Download response latency
Test setup: Downloading 10 MB objects multiple times, measuring response latency in milliseconds with OSS accelerator disabled (direct OSS access) and enabled.
P50 is the 50th percentile — half of all requests complete within this time. P999 is the 99.9th percentile — effectively the worst-case tail latency. Tail latency matters for interactive workloads: even if median response is fast, slow outliers degrade the user experience.
Result: ~10× lower latency. The improvement appears at both P50 and P999, so OSS accelerator reduces both typical and worst-case response times.
Data lakes and data warehouses
Test setup: Query performance on a lineitem table (~2 billion rows, 760 GB), comparing local ESSD CacheFS, direct OSS access, and OSS accelerator.

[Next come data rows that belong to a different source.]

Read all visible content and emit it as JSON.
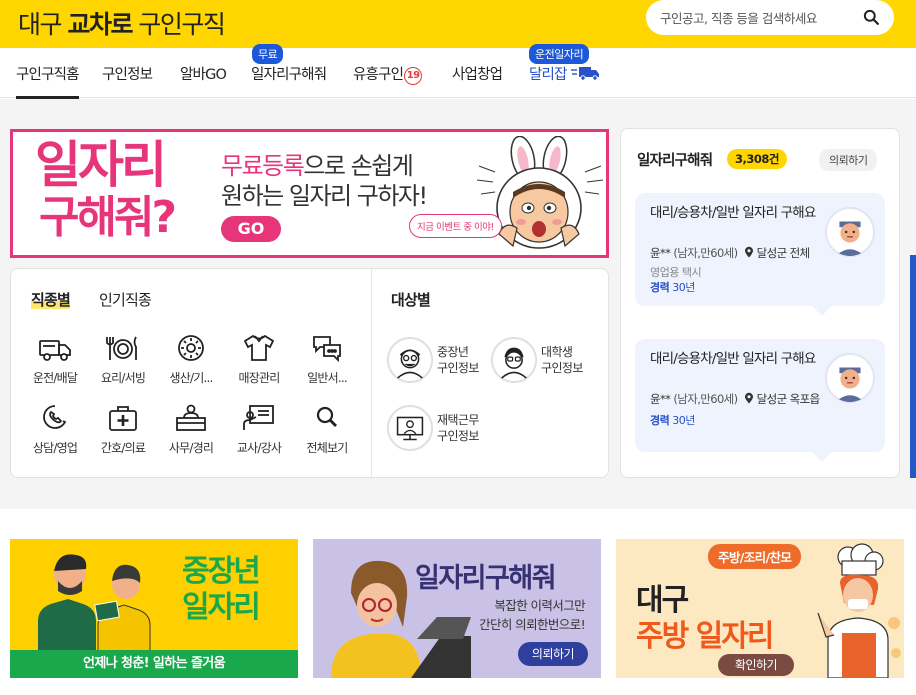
{
  "header": {
    "logo_prefix": "대구 ",
    "logo_bold": "교차로",
    "logo_suffix": " 구인구직",
    "search_placeholder": "구인공고, 직종 등을 검색하세요"
  },
  "nav": {
    "items": [
      {
        "label": "구인구직홈",
        "active": true
      },
      {
        "label": "구인정보"
      },
      {
        "label": "알바GO"
      },
      {
        "label": "일자리구해줘",
        "badge": "무료"
      },
      {
        "label": "유흥구인",
        "age_badge": "19"
      },
      {
        "label": "사업창업"
      },
      {
        "label": "달리잡",
        "badge": "운전일자리"
      }
    ]
  },
  "banner": {
    "big_line1": "일자리",
    "big_line2": "구해줘?",
    "line1_highlight": "무료등록",
    "line1_rest": "으로 손쉽게",
    "line2": "원하는 일자리 구하자!",
    "go": "GO",
    "speech": "지금 이벤트 중 이야!"
  },
  "categories": {
    "tab_selected": "직종별",
    "tab_other": "인기직종",
    "items": [
      {
        "label": "운전/배달",
        "icon": "truck-icon"
      },
      {
        "label": "요리/서빙",
        "icon": "dish-icon"
      },
      {
        "label": "생산/기...",
        "icon": "gear-icon"
      },
      {
        "label": "매장관리",
        "icon": "shirt-icon"
      },
      {
        "label": "일반서...",
        "icon": "chat-icon"
      },
      {
        "label": "상담/영업",
        "icon": "phone-icon"
      },
      {
        "label": "간호/의료",
        "icon": "medical-kit-icon"
      },
      {
        "label": "사무/경리",
        "icon": "desk-icon"
      },
      {
        "label": "교사/강사",
        "icon": "teacher-icon"
      },
      {
        "label": "전체보기",
        "icon": "search-icon"
      }
    ],
    "target_title": "대상별",
    "targets": [
      {
        "l1": "중장년",
        "l2": "구인정보",
        "icon": "elder-avatar-icon"
      },
      {
        "l1": "대학생",
        "l2": "구인정보",
        "icon": "student-avatar-icon"
      },
      {
        "l1": "재택근무",
        "l2": "구인정보",
        "icon": "remote-work-icon"
      }
    ]
  },
  "job_request": {
    "title": "일자리구해줘",
    "count": "3,308건",
    "request_button": "의뢰하기",
    "cards": [
      {
        "title": "대리/승용차/일반 일자리 구해요",
        "name": "윤**",
        "meta": "(남자,만60세)",
        "location": "달성군 전체",
        "sub": "영업용 택시",
        "exp_label": "경력",
        "exp_value": "30년"
      },
      {
        "title": "대리/승용차/일반 일자리 구해요",
        "name": "윤**",
        "meta": "(남자,만60세)",
        "location": "달성군 옥포읍",
        "sub": "",
        "exp_label": "경력",
        "exp_value": "30년"
      }
    ]
  },
  "promos": {
    "p1": {
      "l1": "중장년",
      "l2": "일자리",
      "bar": "언제나 청춘! 일하는 즐거움"
    },
    "p2": {
      "title": "일자리구해줘",
      "s1": "복잡한 이력서그만",
      "s2": "간단히 의뢰한번으로!",
      "btn": "의뢰하기"
    },
    "p3": {
      "pill": "주방/조리/찬모",
      "t1": "대구",
      "t2": "주방 일자리",
      "btn": "확인하기"
    }
  },
  "colors": {
    "brand_yellow": "#ffd600",
    "pink": "#e6357a",
    "blue": "#2852c9",
    "green": "#19a84c"
  }
}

| Scenario | Local ESSD CacheFS | OSS | OSS accelerator |
|---|---|---|---|
| Point queries | 382 ms | 2,451 ms | 1,160 ms |
| Random queries on 1,000 rows | 438 ms | 3,786 ms | 1,536 ms |
| Random queries on 10% of data | 130,564 ms | 345,707 ms | 134,659 ms |
| Full scan | 171,548 ms | 398,681 ms | 197,134 ms |
Results:
Full scans and large random queries (10% of data): OSS accelerator is 2–2.5× faster than direct OSS access and reaches ~85% of local ESSD CacheFS performance.
Point queries and small random queries (1,000 rows): OSS accelerator is 1.5–3× faster than direct OSS access and reaches ~30% of local ESSD CacheFS performance. The fixed per-request latency of 8–10 ms limits gains when individual requests are very small.
Simulation training for containers and autonomous driving
Test setup: Simultaneous container startup to pull images, maps, and log data for simulation training. Total OSS data: 204 TB.
| Storage configuration | Data volume | Peak bandwidth | Training duration |
|---|---|---|---|
| OSS only | 204 TB | 100 Gbps | 2.2 hours |
| OSS + OSS accelerator | 204 TB (OSS) + 128 TB (OSS accelerator cache) | 300 Gbps | 40 minutes |
Result: 60% reduction in total training time. The 3× bandwidth increase — from 100 Gbps to 300 Gbps — drives the speedup when many containers read data simultaneously at startup.